Physical Analogue Kolmogorov-Arnold Networks based on Reconfigurable Nonlinear-Processing Units
For hardware neural network designers, this provides a realistic silicon-based path to energy- and area-efficient edge inference, though it is an incremental hardware implementation of an existing KAN architecture.
The paper introduces a physical analogue Kolmogorov-Arnold Network (aKAN) using reconfigurable nonlinear-processing units (RNPUs) on silicon, demonstrating function approximation with fewer parameters than MLPs and achieving ~250 pJ per inference and ~600 ns latency, offering 100-1000x energy reduction and 10x area reduction over digital fixed-point MLPs.

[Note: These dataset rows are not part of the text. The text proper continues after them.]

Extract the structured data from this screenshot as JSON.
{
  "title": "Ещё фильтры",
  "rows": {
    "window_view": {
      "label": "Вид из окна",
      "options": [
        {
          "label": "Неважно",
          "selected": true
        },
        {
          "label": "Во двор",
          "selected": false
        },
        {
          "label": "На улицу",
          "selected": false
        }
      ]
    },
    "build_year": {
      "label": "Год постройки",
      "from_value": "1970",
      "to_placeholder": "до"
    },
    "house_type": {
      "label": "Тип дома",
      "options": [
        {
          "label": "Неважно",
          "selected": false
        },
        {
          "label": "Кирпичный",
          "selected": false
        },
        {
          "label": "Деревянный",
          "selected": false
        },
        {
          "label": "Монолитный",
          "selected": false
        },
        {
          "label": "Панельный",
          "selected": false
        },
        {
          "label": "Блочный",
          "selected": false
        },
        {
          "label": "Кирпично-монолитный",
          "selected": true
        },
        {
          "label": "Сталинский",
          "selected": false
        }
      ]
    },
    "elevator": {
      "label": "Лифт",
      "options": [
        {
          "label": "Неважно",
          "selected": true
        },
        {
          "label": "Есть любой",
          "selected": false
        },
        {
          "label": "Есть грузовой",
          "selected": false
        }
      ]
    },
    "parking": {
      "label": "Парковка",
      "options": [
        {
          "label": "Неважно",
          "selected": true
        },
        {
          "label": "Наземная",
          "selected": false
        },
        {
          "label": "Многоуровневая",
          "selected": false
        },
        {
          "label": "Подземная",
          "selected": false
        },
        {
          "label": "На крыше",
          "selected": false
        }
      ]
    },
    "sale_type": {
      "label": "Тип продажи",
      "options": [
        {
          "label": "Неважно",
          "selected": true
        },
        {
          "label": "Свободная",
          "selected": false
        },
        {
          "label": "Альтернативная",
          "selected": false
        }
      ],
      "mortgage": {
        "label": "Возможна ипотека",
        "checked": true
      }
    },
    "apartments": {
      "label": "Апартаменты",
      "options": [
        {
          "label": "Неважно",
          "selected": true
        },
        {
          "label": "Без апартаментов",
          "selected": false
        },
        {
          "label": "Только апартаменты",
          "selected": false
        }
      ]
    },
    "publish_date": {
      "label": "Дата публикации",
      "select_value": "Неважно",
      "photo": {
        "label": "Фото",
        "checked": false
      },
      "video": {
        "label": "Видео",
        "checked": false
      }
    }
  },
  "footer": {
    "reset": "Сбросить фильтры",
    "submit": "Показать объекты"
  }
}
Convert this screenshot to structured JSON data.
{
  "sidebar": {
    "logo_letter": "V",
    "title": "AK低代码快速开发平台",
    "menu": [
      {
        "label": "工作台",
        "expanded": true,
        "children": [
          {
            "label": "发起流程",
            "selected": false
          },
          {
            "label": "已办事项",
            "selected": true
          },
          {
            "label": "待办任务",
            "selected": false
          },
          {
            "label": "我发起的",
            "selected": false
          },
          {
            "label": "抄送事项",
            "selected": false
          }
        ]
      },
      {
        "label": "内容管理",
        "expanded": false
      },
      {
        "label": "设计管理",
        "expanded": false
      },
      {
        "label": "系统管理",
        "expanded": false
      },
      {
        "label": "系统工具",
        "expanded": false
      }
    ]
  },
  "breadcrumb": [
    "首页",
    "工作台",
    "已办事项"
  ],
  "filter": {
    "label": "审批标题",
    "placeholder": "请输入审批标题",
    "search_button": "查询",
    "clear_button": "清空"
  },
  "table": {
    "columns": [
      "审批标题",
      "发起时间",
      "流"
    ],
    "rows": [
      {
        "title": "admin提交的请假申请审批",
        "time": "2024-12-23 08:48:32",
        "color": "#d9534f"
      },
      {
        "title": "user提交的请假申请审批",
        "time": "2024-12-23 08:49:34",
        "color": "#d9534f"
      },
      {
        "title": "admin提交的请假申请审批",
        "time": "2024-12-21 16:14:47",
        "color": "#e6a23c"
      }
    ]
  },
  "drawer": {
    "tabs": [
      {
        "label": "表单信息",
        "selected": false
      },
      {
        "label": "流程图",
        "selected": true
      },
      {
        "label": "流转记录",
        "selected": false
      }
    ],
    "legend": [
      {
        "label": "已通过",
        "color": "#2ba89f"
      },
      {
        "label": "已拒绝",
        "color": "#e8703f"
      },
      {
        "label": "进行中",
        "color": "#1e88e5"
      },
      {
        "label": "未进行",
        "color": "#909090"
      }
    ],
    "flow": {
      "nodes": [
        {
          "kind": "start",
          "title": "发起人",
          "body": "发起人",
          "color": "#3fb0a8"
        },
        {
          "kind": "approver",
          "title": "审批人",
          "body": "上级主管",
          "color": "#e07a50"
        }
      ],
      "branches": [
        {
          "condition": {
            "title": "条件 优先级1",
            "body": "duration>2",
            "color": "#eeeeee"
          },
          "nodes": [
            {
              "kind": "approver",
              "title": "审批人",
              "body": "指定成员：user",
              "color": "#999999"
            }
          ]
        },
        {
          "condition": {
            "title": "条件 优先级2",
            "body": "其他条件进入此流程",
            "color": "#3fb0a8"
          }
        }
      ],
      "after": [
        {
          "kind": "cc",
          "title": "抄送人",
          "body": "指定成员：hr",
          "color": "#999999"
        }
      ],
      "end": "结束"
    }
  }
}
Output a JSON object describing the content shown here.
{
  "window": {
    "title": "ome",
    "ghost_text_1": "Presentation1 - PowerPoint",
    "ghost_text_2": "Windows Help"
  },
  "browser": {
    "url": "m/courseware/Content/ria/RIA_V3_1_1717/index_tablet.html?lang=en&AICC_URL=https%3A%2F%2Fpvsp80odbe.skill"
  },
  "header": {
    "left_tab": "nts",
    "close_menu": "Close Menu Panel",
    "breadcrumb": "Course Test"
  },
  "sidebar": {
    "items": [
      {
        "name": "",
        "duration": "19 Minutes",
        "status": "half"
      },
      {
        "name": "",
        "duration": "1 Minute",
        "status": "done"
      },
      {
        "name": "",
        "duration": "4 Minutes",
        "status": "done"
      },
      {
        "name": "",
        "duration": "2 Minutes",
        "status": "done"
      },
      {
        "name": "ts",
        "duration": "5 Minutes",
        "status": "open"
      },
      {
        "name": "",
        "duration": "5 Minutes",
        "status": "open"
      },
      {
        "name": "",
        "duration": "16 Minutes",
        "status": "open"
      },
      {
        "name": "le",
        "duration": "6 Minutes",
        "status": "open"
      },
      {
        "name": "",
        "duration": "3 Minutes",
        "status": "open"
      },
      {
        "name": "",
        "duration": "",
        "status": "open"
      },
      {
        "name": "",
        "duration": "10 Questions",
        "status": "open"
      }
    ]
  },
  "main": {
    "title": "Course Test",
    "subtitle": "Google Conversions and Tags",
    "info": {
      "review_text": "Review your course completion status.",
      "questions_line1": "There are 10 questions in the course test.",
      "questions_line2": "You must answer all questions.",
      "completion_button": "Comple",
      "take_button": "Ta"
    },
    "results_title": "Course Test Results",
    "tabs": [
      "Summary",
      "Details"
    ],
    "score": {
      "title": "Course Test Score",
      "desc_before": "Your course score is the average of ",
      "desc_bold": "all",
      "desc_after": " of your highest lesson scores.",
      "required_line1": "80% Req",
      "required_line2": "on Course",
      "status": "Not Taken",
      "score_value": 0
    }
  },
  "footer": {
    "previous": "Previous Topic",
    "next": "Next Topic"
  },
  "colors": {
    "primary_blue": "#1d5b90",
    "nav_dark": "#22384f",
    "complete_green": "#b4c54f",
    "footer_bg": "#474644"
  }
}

Kolmogorov-Arnold Networks (KANs) shift neural computation from linear layers to learnable nonlinear edge functions, but implementing these nonlinearities efficiently in hardware remains an open challenge. Here we introduce a physical analogue KAN architecture in which edge functions are realized in materia using reconfigurable nonlinear-processing units (RNPUs): multi-terminal nanoscale silicon devices whose input-output characteristics are tuned via control voltages. By combining multiple RNPUs into an edge processor and assembling these blocks into a reconfigurable analogue KAN (aKAN) architecture with integrated mixed-signal interfacing, we establish a realistic system-level hardware implementation that enables compact KAN-style regression and classification with programmable nonlinear transformations. Using experimentally calibrated RNPU models and hardware measurements, we demonstrate accurate function approximation across increasing task complexity while requiring fewer or comparable trainable parameters than multilayer perceptrons (MLPs). System-level estimates indicate an energy per inference of $\sim$250 pJ and an end-to-end inference latency of $\sim$600 ns for a representative workload, corresponding to a $\sim$10$^{2}$-10$^{3}\times$ reduction in energy accompanied by a $\sim$10$\times$ reduction in area compared to a digital fixed-point MLP at similar approximation error. These results establish RNPUs as scalable, hardware-native nonlinear computing primitives and identify analogue KAN architectures as a realistic silicon-based pathway toward energy-, latency-, and footprint-efficient analogue neural-network hardware, particularly for edge inference.